National Park Service has rangers give tours of the grounds. There are guides stationed all around the fort site to explain what has been found, what is being found, and what they are hoping to find. What you will see takes a bit of imagination to appreciate. There are no buildings to walk through with the exception of the remains of a brick church that was built after the settlement became established. But if you watch the archaeologists dig, you may just see something taken out of the ground that has not been seen by human eye in more than 300 years.

I recommend going here and spend part of the day. After you see the real thing, go to Jamestown Festival Park and see what it looked like to the settlers. You will meet some along the way and there you can go aboard reconstructions of the three ships that brought the settlers from England in 1607. They also have a very good musuem.

Now, would you like to hear how Meryl caused the earthquake? Really... Ok, below you see a photo of a section of burials of original colonists that were found on these spots. Each died during the first year of the settlement. The remains were found by the archaeologists, studied and then put back where they were. Each grave is marked with a metal cross and you can see these in the photo -

it is the custom of people who are Jewish to place a rock on a grave stone just as others would leave flowers.

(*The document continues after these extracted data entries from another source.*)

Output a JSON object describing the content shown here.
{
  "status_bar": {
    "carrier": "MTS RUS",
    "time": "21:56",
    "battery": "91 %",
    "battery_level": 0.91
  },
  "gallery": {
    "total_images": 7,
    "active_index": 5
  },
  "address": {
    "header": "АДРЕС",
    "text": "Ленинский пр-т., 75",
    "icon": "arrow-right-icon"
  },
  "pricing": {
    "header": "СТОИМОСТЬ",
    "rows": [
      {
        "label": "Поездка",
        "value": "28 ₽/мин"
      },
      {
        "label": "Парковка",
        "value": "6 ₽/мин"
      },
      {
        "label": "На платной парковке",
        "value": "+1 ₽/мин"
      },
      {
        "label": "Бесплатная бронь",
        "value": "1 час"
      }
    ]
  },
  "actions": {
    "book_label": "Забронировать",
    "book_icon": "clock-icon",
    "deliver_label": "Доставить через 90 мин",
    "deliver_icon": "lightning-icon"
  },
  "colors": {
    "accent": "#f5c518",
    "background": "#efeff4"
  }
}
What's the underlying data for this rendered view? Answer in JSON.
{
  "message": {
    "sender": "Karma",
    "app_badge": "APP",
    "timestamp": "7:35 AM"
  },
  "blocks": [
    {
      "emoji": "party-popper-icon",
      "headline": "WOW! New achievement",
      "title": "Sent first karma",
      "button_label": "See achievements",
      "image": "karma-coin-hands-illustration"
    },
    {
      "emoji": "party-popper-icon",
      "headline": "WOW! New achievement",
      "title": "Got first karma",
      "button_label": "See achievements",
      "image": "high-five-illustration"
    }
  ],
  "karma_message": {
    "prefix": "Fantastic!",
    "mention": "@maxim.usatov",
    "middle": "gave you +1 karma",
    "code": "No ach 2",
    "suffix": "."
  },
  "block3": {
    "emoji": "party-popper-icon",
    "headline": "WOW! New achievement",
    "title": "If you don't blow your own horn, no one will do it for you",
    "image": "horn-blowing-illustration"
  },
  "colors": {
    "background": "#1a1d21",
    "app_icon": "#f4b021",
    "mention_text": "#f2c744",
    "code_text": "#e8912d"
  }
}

As there are few flowers in the desert in the Middle East and plenty of rocks, this makes sense. As we walked past this burial area - and you can walk through if you wish - Meryl, who is Jewish, went over to look at the crosses and told me that she had an overwhelming need to place a rock on one of them. She told me that they looked so lonely and she needed to let them know that people still care. OK, I said, if you really need to then go ahead. And she picked up a small stone and placed it on the crossbar of one of the crosses. She paused for a moment and we walked on toward the museum which we wanted to visit. As we walked away from the crosses, I commented that the Church of England colonist beneath that cross must be spinning now with the Jewish rock on his/her grave marker. We laughed ... It was not too long after that, when we first entered the museum and started to look in the first display case that the earthquake hit. As I have described the building swayed and the lights hanging from the ceiling started to swing. After it stopped and we recovered from the experience, Meryl said to me, "Did I do that?". "Huh?", I said. "Well, you said that person must be spinning, maybe he really was upset by it." Well, maybe so because we walked past that cross a little while later and the rock was gone. So, if anyone asks, why did that earthquake in August 2011 happen in Virginia - well the answer is, "It's Meryl's fault."

1 comment:

  1. Shalom Meryl,that was an interesting story,and a very thoughtful gesture on your behalf,both of you should be commended on this wonderful site,it is educational and entertaining,and as someone who has benefited from Robert's kind answers via email,thank you both so much,keep up the great work.